Selon la Cour des comptes, les quartiers recevraient l'argent de la politique de la ville, mais ils sont sous notés par rapport au droit commun. En premier lieu, chaque ministère doit se montrer vigilant à ne pas participer à la relégation territoriale par une inégalité de traitement. Je ne souhaite pas être la bonne conscience du gouvernement, qui permettrait aux autres ministres de s'exonérer de leurs responsabilités dans le domaine de l'action républicaine. Par exemple, l'Education nationale accomplit désormais de grands efforts pour réparer cette aberration.
Outre le renforcement de la présence publique, nous misons également sur le renforcement de la présence associative. Nous avons notamment décidé en mars dernier de restaurer les crédits de 100 millions d'euros qui avaient été supprimés aux associations entre 2009 et 2012. Les associations sont souvent les derniers interlocuteurs des jeunes dans ces quartiers. Ce sont également des structures qui peuvent faire parfois l'objet d'une mainmise de certains groupes. A ce titre, je signale le rapport qui a été remis au Premier ministre et au Président sur la présence de mouvements salafistes dans les clubs sportifs. Nous nous montrer très vigilants à ce sujet. Les jeunes dans ces clubs sportifs se trouvent face à des personnes aux intentions qui ne sont pas républicaines. Le ministre de la Ville doit se montrer attentif à cette situation nouvelle. Le rôle du mouvement associatif est social et éducatif. Il est primordial et il justifie l'effort budgétaire que nous avons évoqué, y compris dans la perspective de la lutte contre la radicalisation, qui ne peut pas être le monopole du ministère de l'Intérieur. Cela signifierait que nous renonçons à toute politique préventive et éducative. Nous devons fonder notre action d'une part sur la répression, qui relève du ministère de l'Intérieur et des fonctions régaliennes de l'Etat, et d'autre part sur la prévention, qui relève du ministère de la Ville.
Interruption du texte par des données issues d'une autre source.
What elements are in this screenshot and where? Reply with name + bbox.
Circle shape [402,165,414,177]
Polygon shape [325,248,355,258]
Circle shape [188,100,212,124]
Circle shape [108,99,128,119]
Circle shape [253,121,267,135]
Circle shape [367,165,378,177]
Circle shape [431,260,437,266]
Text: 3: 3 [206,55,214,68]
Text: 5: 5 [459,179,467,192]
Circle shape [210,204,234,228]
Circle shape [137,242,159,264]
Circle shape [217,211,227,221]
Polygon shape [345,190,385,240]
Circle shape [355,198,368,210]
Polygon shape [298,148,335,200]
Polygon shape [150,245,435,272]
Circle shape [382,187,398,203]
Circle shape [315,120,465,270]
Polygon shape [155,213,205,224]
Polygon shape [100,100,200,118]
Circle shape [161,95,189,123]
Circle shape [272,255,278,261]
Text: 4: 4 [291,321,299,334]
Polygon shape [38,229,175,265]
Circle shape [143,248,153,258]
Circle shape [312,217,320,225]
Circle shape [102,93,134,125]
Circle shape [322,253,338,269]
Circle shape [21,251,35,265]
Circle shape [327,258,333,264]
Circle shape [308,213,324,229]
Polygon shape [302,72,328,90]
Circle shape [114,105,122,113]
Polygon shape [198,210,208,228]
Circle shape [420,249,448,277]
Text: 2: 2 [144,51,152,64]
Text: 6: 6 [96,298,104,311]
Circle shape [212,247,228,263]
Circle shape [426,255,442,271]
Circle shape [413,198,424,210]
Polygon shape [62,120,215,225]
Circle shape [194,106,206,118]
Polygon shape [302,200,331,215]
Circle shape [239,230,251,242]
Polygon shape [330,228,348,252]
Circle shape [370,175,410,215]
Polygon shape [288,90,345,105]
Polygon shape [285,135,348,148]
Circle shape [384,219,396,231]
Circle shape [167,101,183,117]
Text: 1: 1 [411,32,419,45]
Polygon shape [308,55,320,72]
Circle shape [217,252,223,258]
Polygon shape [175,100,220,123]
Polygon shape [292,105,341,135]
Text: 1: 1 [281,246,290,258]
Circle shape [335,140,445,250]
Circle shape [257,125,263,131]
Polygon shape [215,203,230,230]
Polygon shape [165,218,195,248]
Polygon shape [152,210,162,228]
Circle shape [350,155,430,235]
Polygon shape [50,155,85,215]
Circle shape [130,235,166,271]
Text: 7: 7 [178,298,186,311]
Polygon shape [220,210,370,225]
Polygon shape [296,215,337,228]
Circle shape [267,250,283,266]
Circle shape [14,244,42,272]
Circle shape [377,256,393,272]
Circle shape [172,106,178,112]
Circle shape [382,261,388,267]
Cette politique est organisée selon trois axes. Le premier axe est la participation du collectif. L'aspiration des habitants à être entendus et considérés est en effet profonde. Nous avons donc inscrit dans la loi la création des conseils citoyens, dont chaque quartier prioritaire de la ville devra se doter. Ces conseils ont pour mission de suivre et discuter de la réalisation des contrats de ville. Ce jour, 300 conseils sont déjà installés et un millier de conseils sont en voie d'installation. Toutefois, ces conseils citoyens ne doivent pas être des outils démagogiques. Ils ne sont pas synonymes de démocratie participative. Ils doivent être accompagnés par des modules de formation qui peuvent paraître anecdotiques. J'ai rencontré des conseils citoyens qui se voyaient offrir une formation sur la prise de parole en public. En effet, ce qui peut sembler naturel à certains n'est pas évident pour des personnes qui ont un faible niveau scolaire. J'ai donc décidé que chaque conseil citoyen serait accompagné d'une personne en service civique.
J'installerai l'année prochaine le Conseil national des villes, présidé par le Premier ministre, qui comprendra pour la première fois un collège des habitants des quartiers prioritaires. C'est un phénomène nouveau dans les instances décisionnaires de la France. D'autres formes de participation restent à imaginer ou développer : la bourse d'expérimentation a été dotée d'un budget de 1,2 million d'euros, maisons du projet. La puissance publique ne doit pas craindre d'être critiquée ou interpellée, car le dialogue est crucial. Cela participe à une exigence démocratique et une volonté de requalification sociale.
Le deuxième axe que nous poursuivons concerne les relations entre la police et la population, qui doivent être apaisées. Il convient de redonner à la police sa place et ses lettres de noblesse ; les habitants doivent retrouver la confiance en la police. Une expérimentation de dispositifs de caméras piétons – les agents portent une caméra sur leur uniforme – permet de rendre transparente l'interaction. Les délégués à la cohésion, les référents sociaux ou les services civiques seront également les outils du rétablissement de la confiance.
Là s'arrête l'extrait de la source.